Palantir is a company selling data analysis software. They're doing what they're paid to do. How is this corporate vigilantism?

> The reality of the law is way less important than its actual morality

That is absolutely untrue. There are ways to change the law. People fail to understand that when you break the law to protest it, you still have to face the consequences.

This latest federal judge injunction against the travel bad is a horrible thing for our system, no matter what you think of the ban.

The president is well within his purview to establish regulations and restrictions for foreign travel. For an activist judge to make a decision like this, gives ample reason for his removal and/or sanction. Once you have the judicial branch trying to enact policy or morality, you have the ability for the executive branch to remove all dissent.

There's nothing wrong with enforcing your country's immigration policies.
There is if you are a county sheriff who doesn't have that authority.

And there is something very wrong with US immigration policies.

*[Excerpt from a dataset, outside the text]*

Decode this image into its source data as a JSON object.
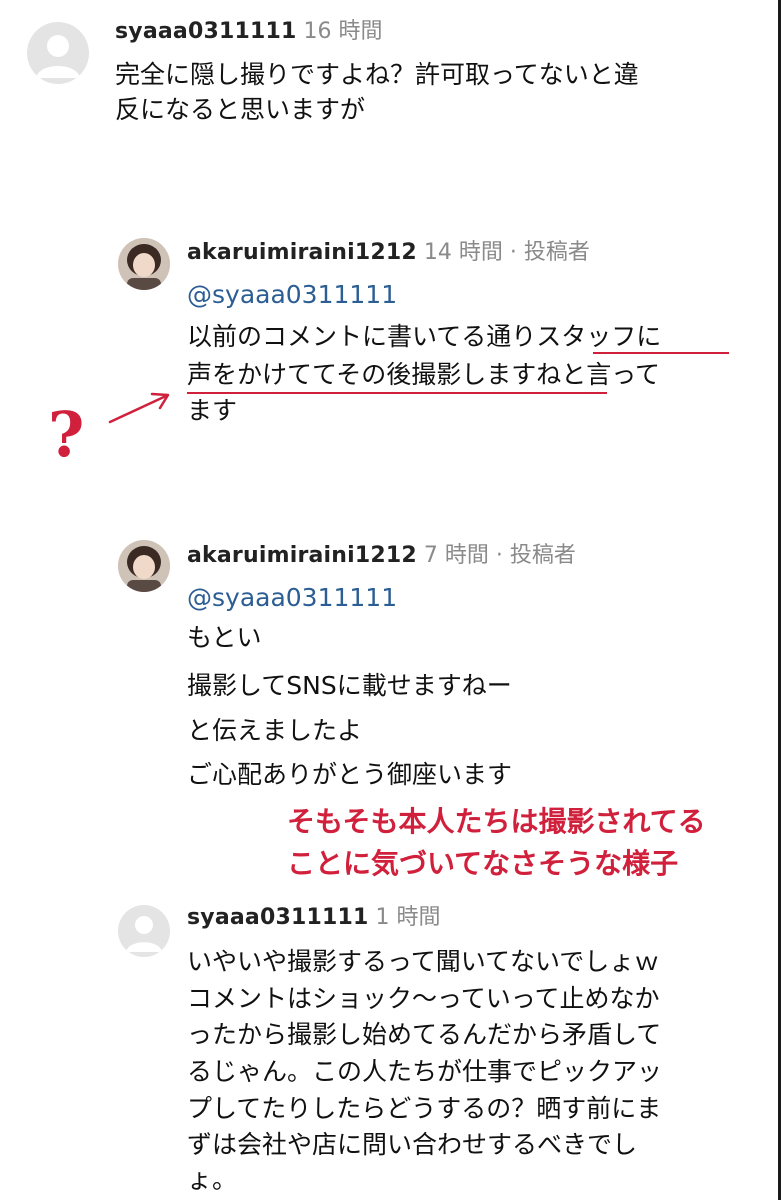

I agree with both points. Police officers do not and should not have the authority to enforce the law, and anything that stops people from going to the United Sates is wrong. So clearly companies are violating our privacy when hired by law enforcement to examine public records in order to catch them and send them back to their own country. I admire your courage in standing up for all Americans, especially the 7.2 Billion Americans (7.5 Billion - 300 million) who happen to just not have citizenship yet.
I believe that depends on whether there's anything wrong with your country's immigration policies.